My feeling (informed, but not rigorously researched until a post later this week), is that enablement is slowly overtaking 101 as the vehicle of choice to attack the overreaching patent.
Preemption is no longer the watchword it once was in 101 jurisprudence (Impact Engine actually filed a petition for cert a couple months back asking "Whether the lodestar for determining patent eligibility under this Court’s two-step framework is whether the patent claims preempt basic technological or scientific building blocks").

At the same time, enablement is on a bit of an upswing following the Supreme Court's decision in Amgen Inc. v. Sanofi, 598 U.S. 594,610 (2023) which reaffirmed the general principle that "if an inventor claims a lot, but enables only a little, the public does not receive its benefit of the bargain."
A few weeks ago, Judge Connolly gave us one of the more interesting decisions in this vein, when he granted a motion for summary judgment of no enablement in Spinal Generations, LLC v. Depuy Synthes, Inc., C.A. No. 22-1368-CFC, D.I. 220 (D. Del. Apr. 11, 2025). The patents there covered a "method and device for delivering medicine to bone." (eds. note -- pretty cool title for a patent). In particular, the relevant claims required a "delivery pathway for [a] substance between at least one end of the insert and a portion of the bone."
To break it down a bit, you've got an "insert" (e.g., a needle), going into a bone. The insert has two ends, the distal one going into the bone, and the proximal one that the doctor holds. there's a hole in the needle that medicine can come out of. In one position, it's covered by a screw, so no medicine comes out. in the second position, its not covered so there's a "pathway between at least one end of the insert and a portion of the bone" for the medicine to go out.

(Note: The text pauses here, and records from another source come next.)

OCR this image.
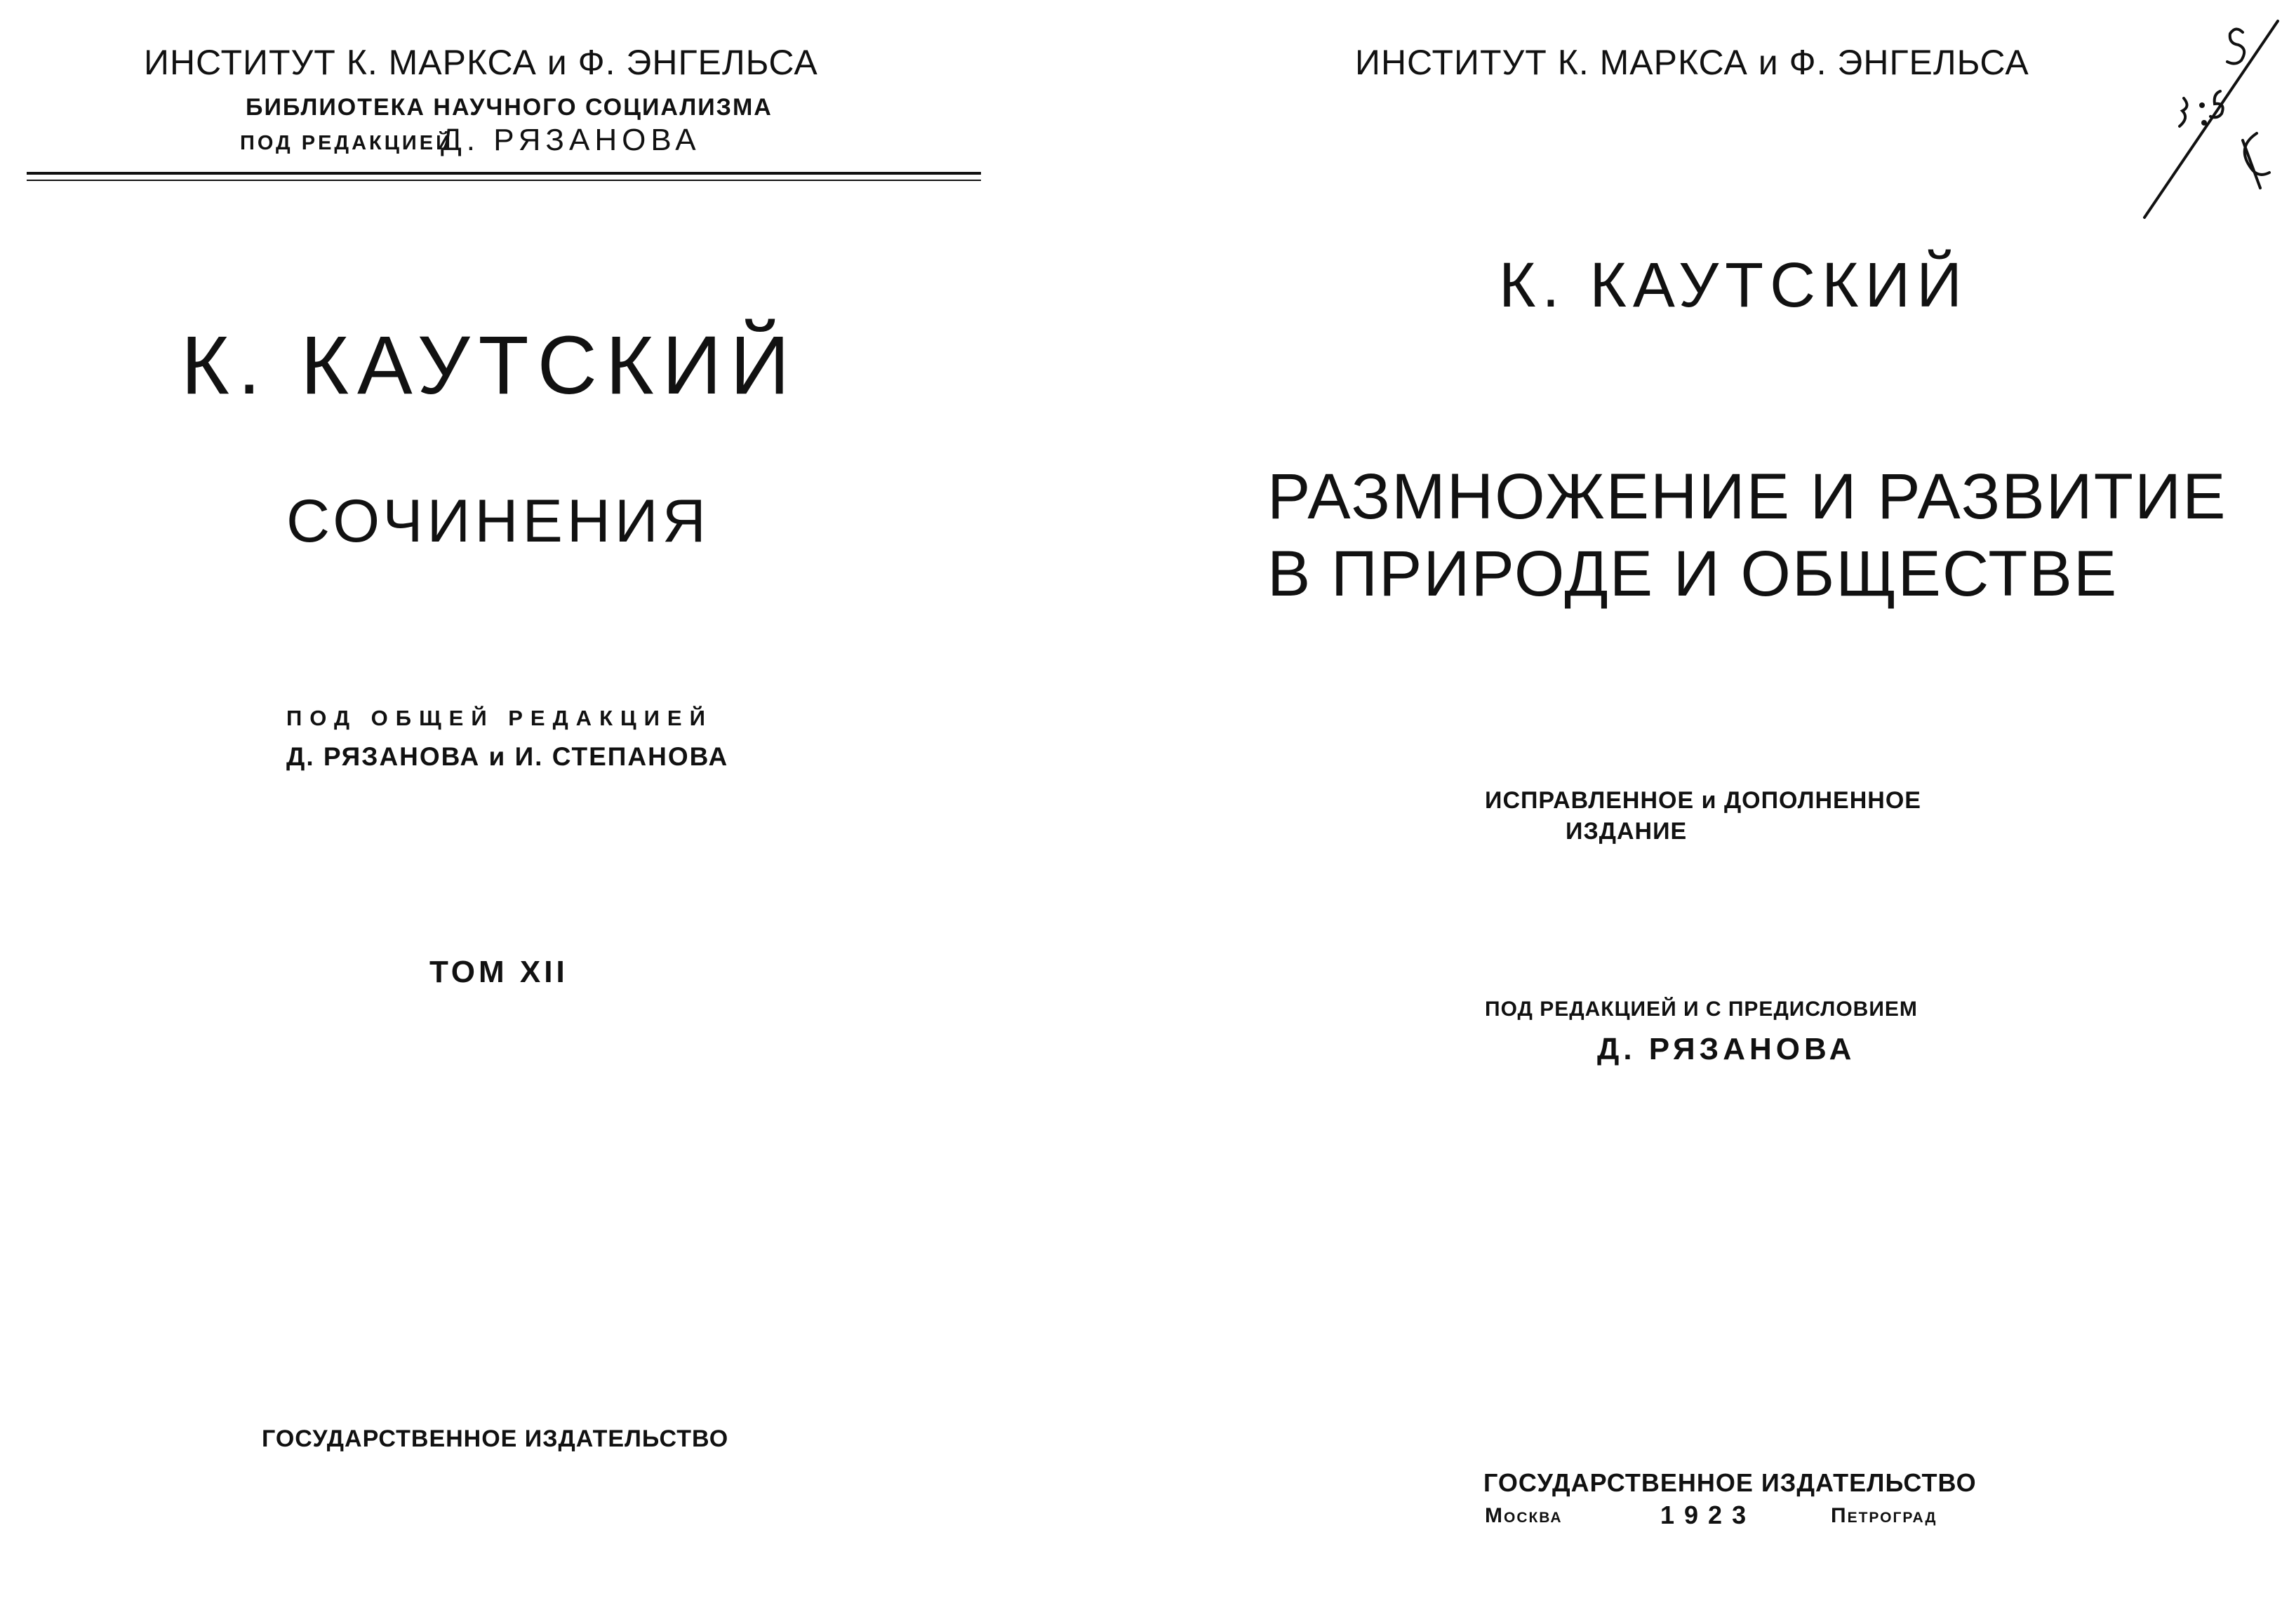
ИНСТИТУТ К. МАРКСА и Ф. ЭНГЕЛЬСА

БИБЛИОТЕКА НАУЧНОГО СОЦИАЛИЗМА

ПОД РЕДАКЦИЕЙ

Д. РЯЗАНОВА

К. КАУТСКИЙ

СОЧИНЕНИЯ

ПОД ОБЩЕЙ РЕДАКЦИЕЙ

Д. РЯЗАНОВА и И. СТЕПАНОВА

ТОМ XII

ГОСУДАРСТВЕННОЕ ИЗДАТЕЛЬСТВО

ИНСТИТУТ К. МАРКСА и Ф. ЭНГЕЛЬСА

К. КАУТСКИЙ

РАЗМНОЖЕНИЕ И РАЗВИТИЕ

В ПРИРОДЕ И ОБЩЕСТВЕ

ИСПРАВЛЕННОЕ и ДОПОЛНЕННОЕ

ИЗДАНИЕ

ПОД РЕДАКЦИЕЙ И С ПРЕДИСЛОВИЕМ

Д. РЯЗАНОВА

ГОСУДАРСТВЕННОЕ ИЗДАТЕЛЬСТВО

Москва	1923	Петроград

The problem is the "at least" part. Obviously, the medicine is pretty much always going to be coming from the end the doctor holds, rather than the end sticking into your bone. So the patent didn't describe any way to configure a device so that medicine came from the other - distal - end. The defendants thus moved for summary judgment, arguing that the patent only enabled a pathway from the "proximal" despite claiming pathways from both ends.
Judge Connolly agreed:
Because the #337 patent undisputably does not teach a delivery pathway between the distal end of the insert and the patient's bone, it does not teach a delivery pathway from both ends of the insert and, therefore, does not teach the full scope of the claimed inventions. That deficiency makes it invalid for lack of enablement as a matter of law. The #572 patent is similarly invalid, as it undisputably does not teach a delivery pathway between the distal end of the bone screw and a bone-screw fenestration, and thus does not teach a delivery pathway between both ends of the bone screw and a bone-screw fenestration.
Id. at 7
Plaintiff responded that the "at least" language did not alter the scope of the claims, in part because it was obvious that the medicine would have to come from the proximal end. But Judge Connolly rejected this argument as well (with a pun!)
Spinal also argues that it would be "utterly impractical" and "nonsensical" to deliver a substance (i.e., bone cement) to the bone from the distal end of the insert. That may be true, but it begs the question-why then did Spinal include the words "at least" in the asserted claims? Having chosen to claim "at least one end" instead of"one end" of the insert in the #337 patent, Spinal increased the scope of its claims to cover second positions with inserts that provide delivery pathways between both ends of the insert and the bone. And having chosen to claim "at least one end" instead of "one end" of the bone screw in the #572 patent, Spinal increased the scope of its claims to cover second positions with inserts that provide delivery pathways between both ends of the bone screw and a bone-screw fenestration. It thus enabled itself (again, pardon the pun) through the exercise of the monopoly rights that come with a patent to exclude others from making and using devices and systems that employ second positions with pathways between both ends of the insert and bone and both ends of the bone screw and a bone-screw fenestration. But because the patents do not enable those pathways, the claims in which those pathways are elements are invalid as matter of law.